Younger colleagues such as Alan Kelly, Aodhán Ó Ríordáin and Ged Nash were maintaining a dignified stance in the difficult aftermath of Labour’s poor showing, but talk of a new leader has already begun.

The same rumblings have started about Micheál Martin and Leo Varadkar.

As a matter of interest, a number of names still survive on the roll call of deputies since that other “seismic” election nearly 30 years ago, when Labour was the next big thing until everything went downhill.

Róisín Shortall (once a Labour TD) is riding high as joint leader of the Social Democrats. They had a good election. Declan Bree was another spring tide Labour TD. He left the party many years ago. He stood in Sligo this time out but didn’t get a seat.

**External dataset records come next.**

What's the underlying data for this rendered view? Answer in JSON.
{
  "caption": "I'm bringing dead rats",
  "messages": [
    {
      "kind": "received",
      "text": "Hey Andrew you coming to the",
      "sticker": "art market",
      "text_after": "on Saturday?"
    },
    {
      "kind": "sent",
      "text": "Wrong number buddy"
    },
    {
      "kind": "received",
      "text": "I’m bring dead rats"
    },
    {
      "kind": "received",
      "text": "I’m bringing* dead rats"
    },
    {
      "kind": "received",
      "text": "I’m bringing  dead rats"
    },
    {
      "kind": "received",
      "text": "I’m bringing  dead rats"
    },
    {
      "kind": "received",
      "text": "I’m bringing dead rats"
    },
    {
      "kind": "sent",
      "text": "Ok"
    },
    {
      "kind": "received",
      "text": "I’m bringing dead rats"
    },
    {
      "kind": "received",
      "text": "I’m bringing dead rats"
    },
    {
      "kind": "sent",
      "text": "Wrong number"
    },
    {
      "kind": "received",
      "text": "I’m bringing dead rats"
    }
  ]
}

Five Fianna Fáil survivors from that time had mixed fortunes. Brendan Smith, Éamon Ó Cuív, Willie O’Dea and Seán Haughey are still going strong but Pat “The Cope” Gallagher lost his seat.

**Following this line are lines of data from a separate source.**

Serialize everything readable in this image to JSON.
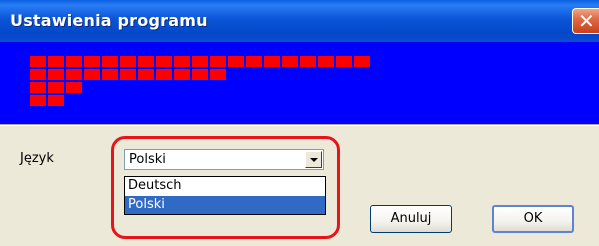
{
  "window": {
    "title": "Ustawienia programu",
    "close_symbol": "✕"
  },
  "banner": {
    "colors": {
      "background": "#0000ff",
      "squares": "#ff0000"
    },
    "square_rows": [
      19,
      11,
      3,
      2
    ]
  },
  "language": {
    "label": "Język",
    "selected": "Polski",
    "options": [
      "Deutsch",
      "Polski"
    ],
    "highlighted_option": "Polski"
  },
  "annotation": {
    "color": "#e8141a"
  },
  "buttons": {
    "cancel": "Anuluj",
    "ok": "OK"
  }
}
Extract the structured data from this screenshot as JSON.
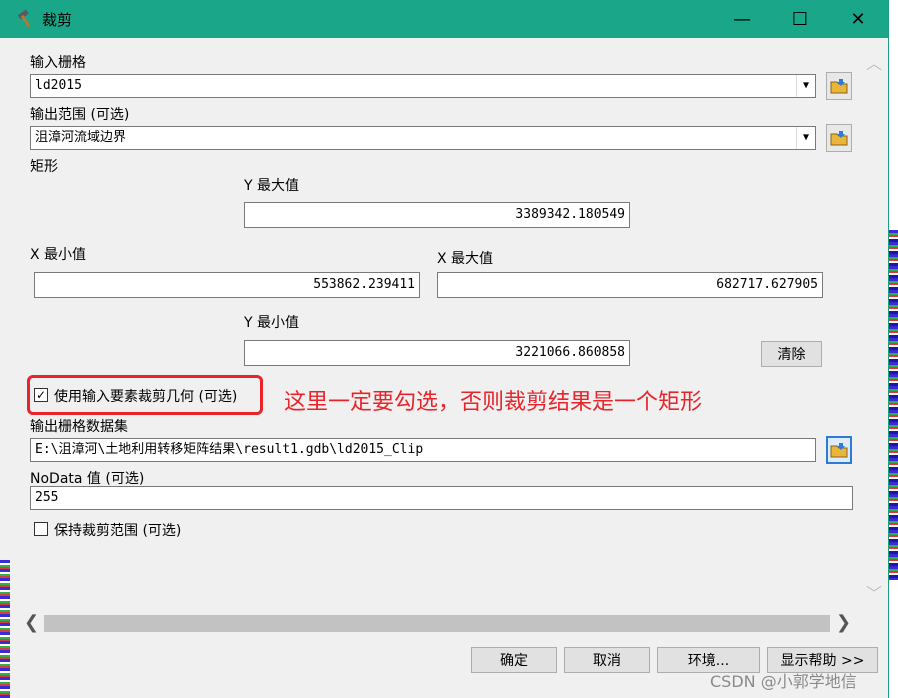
{
  "window": {
    "title": "裁剪",
    "title_icon": "hammer-icon",
    "controls": {
      "minimize": "—",
      "maximize": "☐",
      "close": "✕"
    },
    "accent_color": "#19a689"
  },
  "form": {
    "input_raster": {
      "label": "输入栅格",
      "value": "ld2015"
    },
    "output_extent": {
      "label": "输出范围 (可选)",
      "value": "沮漳河流域边界"
    },
    "rectangle": {
      "label": "矩形",
      "y_max_label": "Y 最大值",
      "y_max": "3389342.180549",
      "x_min_label": "X 最小值",
      "x_min": "553862.239411",
      "x_max_label": "X 最大值",
      "x_max": "682717.627905",
      "y_min_label": "Y 最小值",
      "y_min": "3221066.860858",
      "clear_label": "清除"
    },
    "use_geometry": {
      "label": "使用输入要素裁剪几何 (可选)",
      "checked": true
    },
    "annotation": "这里一定要勾选，否则裁剪结果是一个矩形",
    "output_raster": {
      "label": "输出栅格数据集",
      "value": "E:\\沮漳河\\土地利用转移矩阵结果\\result1.gdb\\ld2015_Clip"
    },
    "nodata": {
      "label": "NoData 值 (可选)",
      "value": "255"
    },
    "maintain_extent": {
      "label": "保持裁剪范围 (可选)",
      "checked": false
    }
  },
  "buttons": {
    "ok": "确定",
    "cancel": "取消",
    "env": "环境...",
    "help": "显示帮助 >>"
  },
  "watermark": "CSDN @小郭学地信"
}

One Fine Gael member is left, Bernard Durkan in Kildare. (And we mustn’t forget two more in Europe, Frances Fitzgerald and Phil Hogan.)

Bad Christmas

So who will form the next government? Who wants to form it?

A substantial majority of the electorate wants change. It may not be to their liking, though.

Varadkar has made it clear he doesn't want to deal. Martin may be softening his position, but there was little communication from his end on Monday

Think of it this way: some people go to their graves grumbling about the time they asked Santa for a special present only to discover the thing they didn’t want lying under the Christmas tree.

The experience of excitedly ripping away paper only to find a pink Peppa Pig bike instead of a kick-ass BMX leaves its mark. It’s a kick in the teeth, a big disappointment. Some never quite forget the betrayal.

Parents may explain later why it happened, why it just wasn’t possible, for all sorts of pressing reasons, to deliver. But the resentment is there.

So here we are now, all grown up. But we still want special things.

Dear Santa,
We hope you are keeping well, and Rudolph too. Please can we have a government that does not involve Fine Gael and Fianna Fáil. And a big change. And a surprise.

We have been very good since the economic crash. Nana can’t hear since she got her leg done and uncle Paddy is still living in the shed.

Thanking you in anticipation.

Yours sincerely,

57 per cent of the voters.

New pattern

These are the voters who shredded the political fabric on Saturday and ripped up old certainties because they desperately wanted fresh fingers to stitch together a new national pattern in the weeks to come. Their big ask: leave the two main parties, the parties that have run the country since forever, out of the overall design.

But two days after this majority expressed a special wish, circumstances may block their hearts’ desire. In unprecedented numbers, they asked Sinn Féin to deliver. A failure to do so will lead to certain disappointment and resentment among the electorate. But it’s a distinct possibility when the time comes to unwrap the next government.

It’s down to a numbers racket now, but Sinn Féin doesn’t control the game, even if Mary Lou McDonald talks a helluva good one.

The dealing is only starting, and it doesn’t look like Sinn Féin – the real big change – and the amalgamated forces of the left can muster enough bodies to form a government.

So having strongly rejected Fine Gael and Fianna Fáil in favour of Sinn Féin and like-minded TDs, the one political present the people didn’t want might yet end up under the tree after all.

Varadkar has made it clear he doesn’t want to deal. Martin may be softening his position, but there was little communication from his end on Monday.

But after all that, imagine having the same, or half of the same, in government again when what you wanted was something new and exciting wrapped up with a Sinn Féin bow?

Maybe that will be the surprise your Santa letter brings.

There could be tears before beditime yet.